Plagiarism is a developing issue in the scholarly community. Several plagiarism detection tools are used to detect comparative source code. The strategy for broadly checking pairwise likenesses between documents is not efficient enough for a large number of source code documents. Hence in order to make source code similarity recognition quick and adaptable, an information retrieval based approach is used for the same.
Fig. 1
In this approach, each and every report is presented like a query so as to fetch a ranked list of similar reports in decreasing sequence of their values of similarity with the given query. Then to report a set of records as potential instances of code reusability, a threshold value is applied on decremented similarity ratios. Here, from the annotated parse tree of the source code, terms are extracted. A field-based language model is used for indexing and for retrieving source code documents. As a result, we get improved plagiarism prediction accuracy with the help of source code parsing.
Programmers keep an eye on re-utilizing source code pieces that are accessible on the internet. Due to the use of same programming language specific keywords and constructs, the bag of words representation of source codes results in a large number of hits. This makes the issue of source code plagiarism, challenging. Hence, in a huge corpus, it is really inefficient to calculate pairwise similarity values between the source codes.

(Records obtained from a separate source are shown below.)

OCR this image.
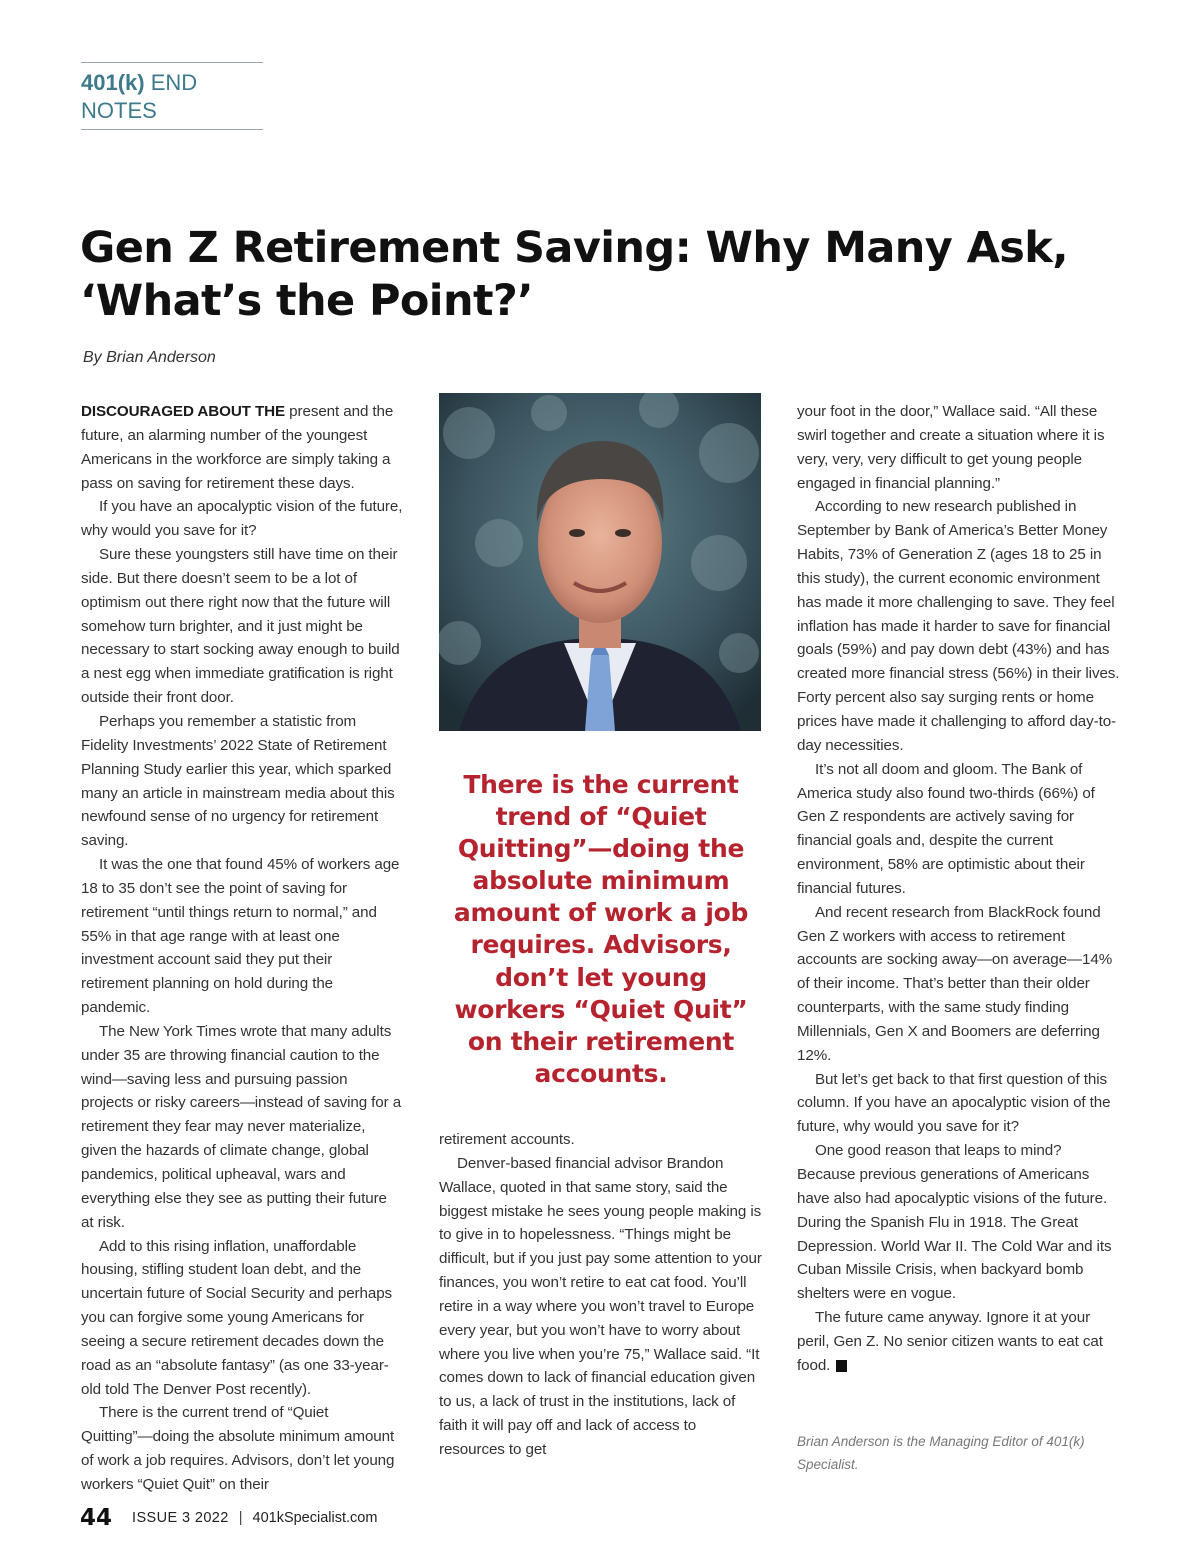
401(k) END NOTES
Gen Z Retirement Saving: Why Many Ask,
‘What’s the Point?’
By Brian Anderson

DISCOURAGED ABOUT THE present and the future, an alarming number of the youngest Americans in the workforce are simply taking a pass on saving for retirement these days.

If you have an apocalyptic vision of the future, why would you save for it?

Sure these youngsters still have time on their side. But there doesn’t seem to be a lot of optimism out there right now that the future will somehow turn brighter, and it just might be necessary to start socking away enough to build a nest egg when immediate gratification is right outside their front door.

Perhaps you remember a statistic from Fidelity Investments’ 2022 State of Retirement Planning Study earlier this year, which sparked many an article in mainstream media about this newfound sense of no urgency for retirement saving.

It was the one that found 45% of workers age 18 to 35 don’t see the point of saving for retirement “until things return to normal,” and 55% in that age range with at least one investment account said they put their retirement planning on hold during the pandemic.

The New York Times wrote that many adults under 35 are throwing financial caution to the wind—saving less and pursuing passion projects or risky careers—instead of saving for a retirement they fear may never materialize, given the hazards of climate change, global pandemics, political upheaval, wars and everything else they see as putting their future at risk.

Add to this rising inflation, unaffordable housing, stifling student loan debt, and the uncertain future of Social Security and perhaps you can forgive some young Americans for seeing a secure retirement decades down the road as an “absolute fantasy” (as one 33-year-old told The Denver Post recently).

There is the current trend of “Quiet Quitting”—doing the absolute minimum amount of work a job requires. Advisors, don’t let young workers “Quiet Quit” on their

There is the current trend of “Quiet Quitting”—doing the absolute minimum amount of work a job requires. Advisors, don’t let young workers “Quiet Quit” on their retirement accounts.

retirement accounts.

Denver-based financial advisor Brandon Wallace, quoted in that same story, said the biggest mistake he sees young people making is to give in to hopelessness. “Things might be difficult, but if you just pay some attention to your finances, you won’t retire to eat cat food. You’ll retire in a way where you won’t travel to Europe every year, but you won’t have to worry about where you live when you’re 75,” Wallace said. “It comes down to lack of financial education given to us, a lack of trust in the institutions, lack of faith it will pay off and lack of access to resources to get

your foot in the door,” Wallace said. “All these swirl together and create a situation where it is very, very, very difficult to get young people engaged in financial planning.”

According to new research published in September by Bank of America’s Better Money Habits, 73% of Generation Z (ages 18 to 25 in this study), the current economic environment has made it more challenging to save. They feel inflation has made it harder to save for financial goals (59%) and pay down debt (43%) and has created more financial stress (56%) in their lives. Forty percent also say surging rents or home prices have made it challenging to afford day-to-day necessities.

It’s not all doom and gloom. The Bank of America study also found two-thirds (66%) of Gen Z respondents are actively saving for financial goals and, despite the current environment, 58% are optimistic about their financial futures.

And recent research from BlackRock found Gen Z workers with access to retirement accounts are socking away—on average—14% of their income. That’s better than their older counterparts, with the same study finding Millennials, Gen X and Boomers are deferring 12%.

But let’s get back to that first question of this column. If you have an apocalyptic vision of the future, why would you save for it?

One good reason that leaps to mind? Because previous generations of Americans have also had apocalyptic visions of the future. During the Spanish Flu in 1918. The Great Depression. World War II. The Cold War and its Cuban Missile Crisis, when backyard bomb shelters were en vogue.

The future came anyway. Ignore it at your peril, Gen Z. No senior citizen wants to eat cat food.	K

Brian Anderson is the Managing Editor of 401(k) Specialist.
44 ISSUE 3 2022 | 401kSpecialist.com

We can get rid of pairwise calculation by using an information retrieval based approach. Here, firstly each and every document is being added to an indexed organization based on the inverted list and then each of them is used in order to fetch a ranked list of matching documents from the corpus, wherein each of them is treated as a pseudo-query. Then from this retrieved list, all the plagiarised documents are selected.
Retrieval of Documents using Pseudo Query
Here, each and every document in the corpus is treated as a pseudo query and then in response to the query, we fetch most similar documents that are top ranked.
Then from the retrieved list of ranked documents, we obtain a candidate set of ranked documents. We then cut down the ranked list of documents at a specific point because the documents which are at the bottom of the list are less relevant. In the cut off strategy, we keep on taking the documents from the retrieved list of ranked documents until the similarity decrease of nth document w.r.t. the (n-1)th document is higher than the threshold value( say, t). This is because the first relative drop higher than the limit probably demonstrates the beginning of reports which are not plagiarised.
Plag(Q) = {Di : sim(Q, Di) − sim(Q, Di−1) sim(Q, Di−1) ≤ t}
Representation of documents
The bag of words representation of a source code report does not successfully handle those situations where a piece of the source code is copied into another one. Therefore, to get rid of this problem, while representing the document as a vector, the structure of the source code should be taken into account. From every source code document in our corpus, an annotated syntax tree is constructed using Java parser. Then terms are extracted from this annotated syntax tree. Then those words are indexed in a separate field. This field representation of the documents utilizes the structure of the documents more efficiently than the normal representation.
Representation of Query
As only a single portion of the source code is copied into another one, entire document shouldn’t be used as a query. Hence, to build a query some fixed numbers of terms are extracted out of different fields of a document. The term score of language modeling is given as,
LM(t, f, d) = λ (tf(t, f, d)/ len(f, d)) + (1 − λ) (cf(t) /cs)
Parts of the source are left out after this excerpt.